The participation rate rose one tenth to 62.2% but was at 62.4% two months ago while the employment to population ratio was down by one tenth to 60%. The important 25-54 yr participation rate though fell 2 tenths to 82.5, a 3 month low. The workweek held at 34.5 as expected. Average hourly earnings rose .4%, one tenth more than forecasted and up by 4.7% y/o/y, a slowdown from the 5%+ pace seen mostly this year BUT, the comparison is getting tougher as this figure was up 5.4% in October 2021. When combined with weekly hours, average weekly earnings were up by .4% m/o/m and 3.8% y/o/y. Leisure/hospitality workers saw a 6.5% y/o/y rise in wages and 6.3% in transportation and warehousing. Manufacturing wage growth slowed to 3.6% y/o/yJob leavers as a % of the unemployed fell back to 14.6% from the jump to 15.9% last month which was a high.
The private service sector contributed 200k of the total job gain vs 271k in September, 190k in August and 385k in July. Hiring in leisure/hospitality totaled 35k and we also saw notable job gains in education/health (always the case) and in trade/transport. Retail added 7k after losing 8k last month. Hiring in Information (which would include tech) saw net hiring of just 4k vs 7k in each of the prior two months and the least since February. The goods sector saw 32k come from manufacturing and just 1k from construction (not surprising with the rise in rates). As stated above, the government added 28k.

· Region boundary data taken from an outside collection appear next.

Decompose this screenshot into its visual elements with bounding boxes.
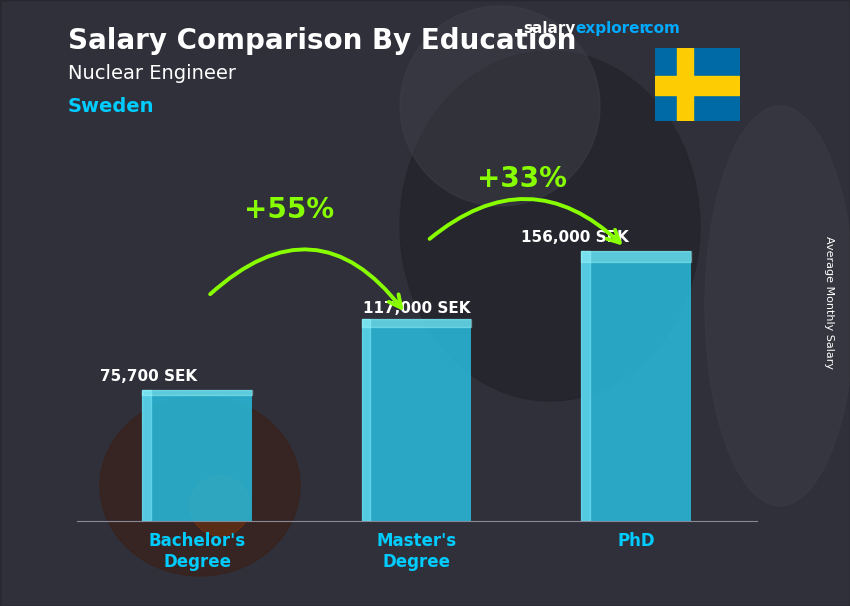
Text: 75,700 SEK: 75,700 SEK (100, 370, 197, 384)
Ellipse shape (705, 106, 850, 506)
Bar (581, 251, 691, 521)
Text: explorer: explorer (575, 21, 648, 36)
Ellipse shape (400, 51, 700, 401)
Text: 156,000 SEK: 156,000 SEK (520, 230, 628, 245)
Bar (142, 390, 151, 521)
Bar (142, 390, 252, 521)
Text: Average Monthly Salary: Average Monthly Salary (824, 236, 834, 370)
Text: 117,000 SEK: 117,000 SEK (363, 301, 470, 316)
Text: +55%: +55% (244, 196, 334, 224)
Text: .com: .com (639, 21, 680, 36)
Ellipse shape (190, 476, 250, 536)
Bar (677, 48, 693, 121)
Text: Nuclear Engineer: Nuclear Engineer (68, 64, 236, 82)
Ellipse shape (400, 6, 600, 206)
Bar (581, 251, 590, 521)
Text: Salary Comparison By Education: Salary Comparison By Education (68, 27, 576, 55)
FancyArrowPatch shape (429, 199, 620, 242)
Bar (581, 251, 691, 262)
Bar (142, 390, 252, 395)
FancyArrowPatch shape (210, 249, 401, 308)
Text: Sweden: Sweden (68, 97, 155, 116)
Text: salary: salary (523, 21, 575, 36)
Bar (654, 76, 740, 95)
Bar (361, 319, 472, 327)
Text: +33%: +33% (477, 165, 567, 193)
Bar (361, 319, 371, 521)
Bar (361, 319, 472, 521)
Ellipse shape (100, 396, 300, 576)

Smoothing out the monthly volatility puts the 3 month payroll average at 289k vs the 6 month average 347k, the 12 month average of 442k and the 2021 average of 562k. Thus, the slowing trend is now obvious and the rise in the unemployment rate, derived from the household survey, rose for the wrong reasons of lost jobs and a drop in the size of the labor force. While the wage growth comparisons are getting tougher, it’s clear that they are no longer accelerating and remain well below the rate of inflation. That said, for service sector jobs, particularly for those where people need to be in person, I expect wage gains to remain very persistent around 5-6% but I expect white collar workers will not have the same leverage and whose jobs are more vulnerable as seen in tech land.

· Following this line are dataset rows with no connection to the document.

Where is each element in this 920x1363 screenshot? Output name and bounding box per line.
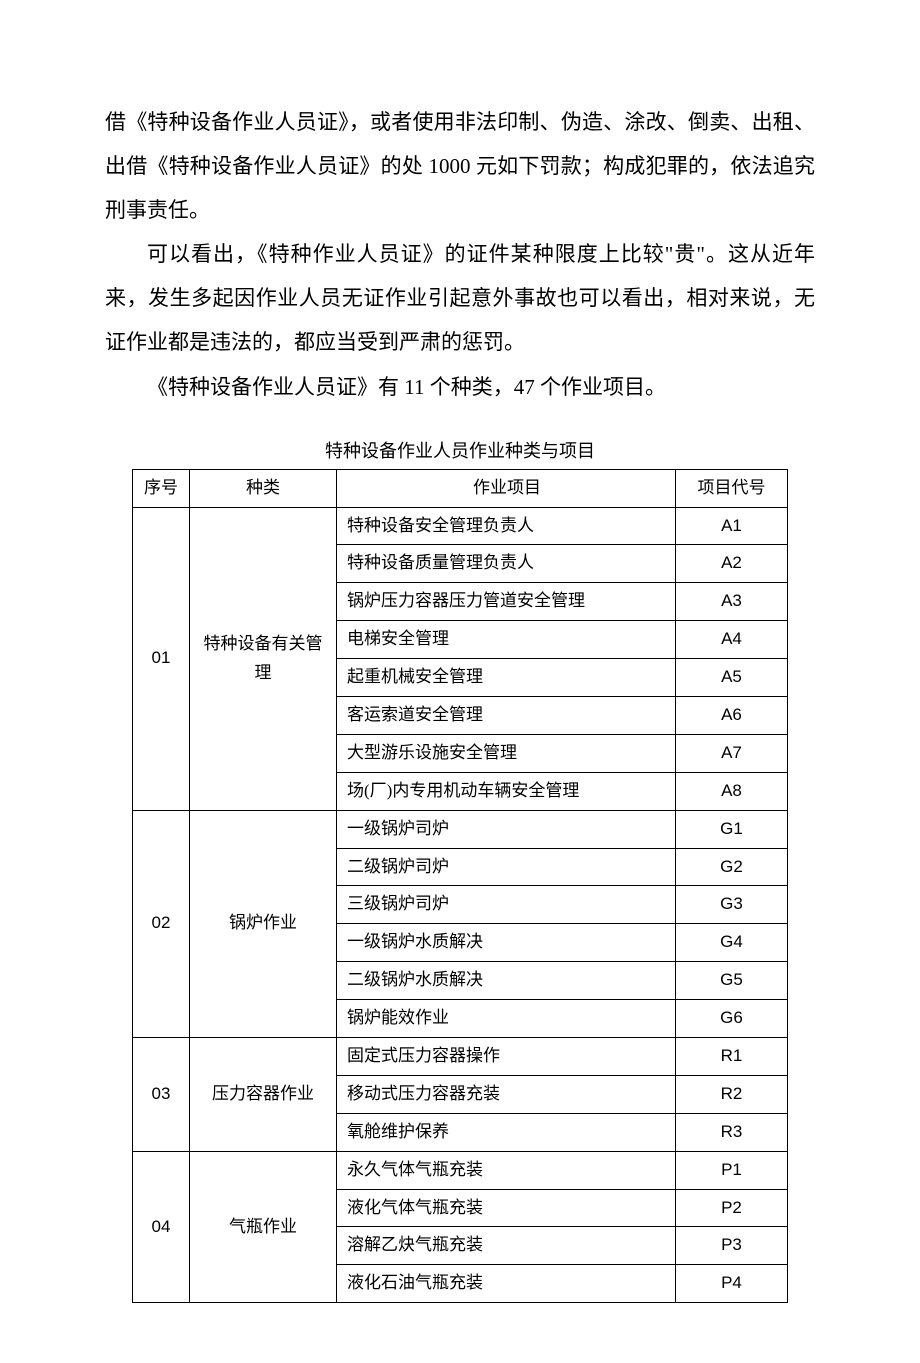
cell-code: G2 <box>676 848 788 886</box>
cell-item: 电梯安全管理 <box>337 621 676 659</box>
cell-item: 特种设备安全管理负责人 <box>337 507 676 545</box>
cell-item: 场(厂)内专用机动车辆安全管理 <box>337 772 676 810</box>
cell-code: P4 <box>676 1265 788 1303</box>
paragraph-2: 可以看出，《特种作业人员证》的证件某种限度上比较"贵"。这从近年来，发生多起因作… <box>105 232 815 364</box>
header-item: 作业项目 <box>337 469 676 507</box>
cell-seq: 02 <box>133 810 190 1037</box>
table-row: 04气瓶作业永久气体气瓶充装P1 <box>133 1151 788 1189</box>
header-type: 种类 <box>190 469 337 507</box>
cell-code: A1 <box>676 507 788 545</box>
cell-item: 二级锅炉水质解决 <box>337 962 676 1000</box>
table-header-row: 序号 种类 作业项目 项目代号 <box>133 469 788 507</box>
cell-type: 压力容器作业 <box>190 1038 337 1152</box>
cell-item: 特种设备质量管理负责人 <box>337 545 676 583</box>
cell-code: P3 <box>676 1227 788 1265</box>
cell-item: 锅炉压力容器压力管道安全管理 <box>337 583 676 621</box>
cell-item: 氧舱维护保养 <box>337 1113 676 1151</box>
cell-item: 液化气体气瓶充装 <box>337 1189 676 1227</box>
cell-code: A2 <box>676 545 788 583</box>
cell-code: A3 <box>676 583 788 621</box>
cell-code: P1 <box>676 1151 788 1189</box>
cell-item: 固定式压力容器操作 <box>337 1038 676 1076</box>
cell-item: 溶解乙炔气瓶充装 <box>337 1227 676 1265</box>
cell-code: G1 <box>676 810 788 848</box>
cell-code: A5 <box>676 659 788 697</box>
cell-code: A4 <box>676 621 788 659</box>
cell-item: 大型游乐设施安全管理 <box>337 734 676 772</box>
cell-code: A6 <box>676 697 788 735</box>
cell-code: G5 <box>676 962 788 1000</box>
cell-item: 三级锅炉司炉 <box>337 886 676 924</box>
cell-type: 气瓶作业 <box>190 1151 337 1303</box>
cell-code: A8 <box>676 772 788 810</box>
cell-item: 锅炉能效作业 <box>337 1000 676 1038</box>
cell-seq: 03 <box>133 1038 190 1152</box>
cell-item: 客运索道安全管理 <box>337 697 676 735</box>
cell-code: A7 <box>676 734 788 772</box>
cell-item: 液化石油气瓶充装 <box>337 1265 676 1303</box>
cell-item: 永久气体气瓶充装 <box>337 1151 676 1189</box>
cell-code: R3 <box>676 1113 788 1151</box>
paragraph-3: 《特种设备作业人员证》有 11 个种类，47 个作业项目。 <box>105 365 815 409</box>
cell-item: 一级锅炉司炉 <box>337 810 676 848</box>
cell-item: 移动式压力容器充装 <box>337 1075 676 1113</box>
cell-code: G3 <box>676 886 788 924</box>
cell-code: G4 <box>676 924 788 962</box>
cell-type: 锅炉作业 <box>190 810 337 1037</box>
cell-item: 起重机械安全管理 <box>337 659 676 697</box>
cell-code: R2 <box>676 1075 788 1113</box>
cell-item: 一级锅炉水质解决 <box>337 924 676 962</box>
header-seq: 序号 <box>133 469 190 507</box>
table-title: 特种设备作业人员作业种类与项目 <box>105 437 815 463</box>
cell-seq: 04 <box>133 1151 190 1303</box>
table-row: 02锅炉作业一级锅炉司炉G1 <box>133 810 788 848</box>
cell-seq: 01 <box>133 507 190 810</box>
document-page: 借《特种设备作业人员证》，或者使用非法印制、伪造、涂改、倒卖、出租、出借《特种设… <box>0 0 920 1363</box>
paragraph-1: 借《特种设备作业人员证》，或者使用非法印制、伪造、涂改、倒卖、出租、出借《特种设… <box>105 100 815 232</box>
table-row: 03压力容器作业固定式压力容器操作R1 <box>133 1038 788 1076</box>
cell-type: 特种设备有关管理 <box>190 507 337 810</box>
table-row: 01特种设备有关管理特种设备安全管理负责人A1 <box>133 507 788 545</box>
header-code: 项目代号 <box>676 469 788 507</box>
cell-code: G6 <box>676 1000 788 1038</box>
cell-code: P2 <box>676 1189 788 1227</box>
cell-item: 二级锅炉司炉 <box>337 848 676 886</box>
cell-code: R1 <box>676 1038 788 1076</box>
categories-table: 序号 种类 作业项目 项目代号 01特种设备有关管理特种设备安全管理负责人A1特… <box>132 469 788 1304</box>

Lastly, the Birth/Death model added 455k which is almost 100k more than October 2021 print of 363k and in October 2020 of 344k. Pre-covid, it added 274k in October 2019. This plug in ALWAYS misses inflection points so if one wants to dig deep on today’s headline payroll figure, this component has over stated it by about 100k.
The 2 yr yield was 4.75% right before the number and after rising to 4.77% on the headline beat is at 4.73%. The 10 yr yield is up a few bps post number. I don’t think this changes anything in the Fed’s calculation but I do believe the trend in the unemployment is now going higher and will be 4%+ soon. And this in turn will lead to the eventual end to the rate hikes, if not done beforehand because of other accidents and/or a sharp drop in inflation.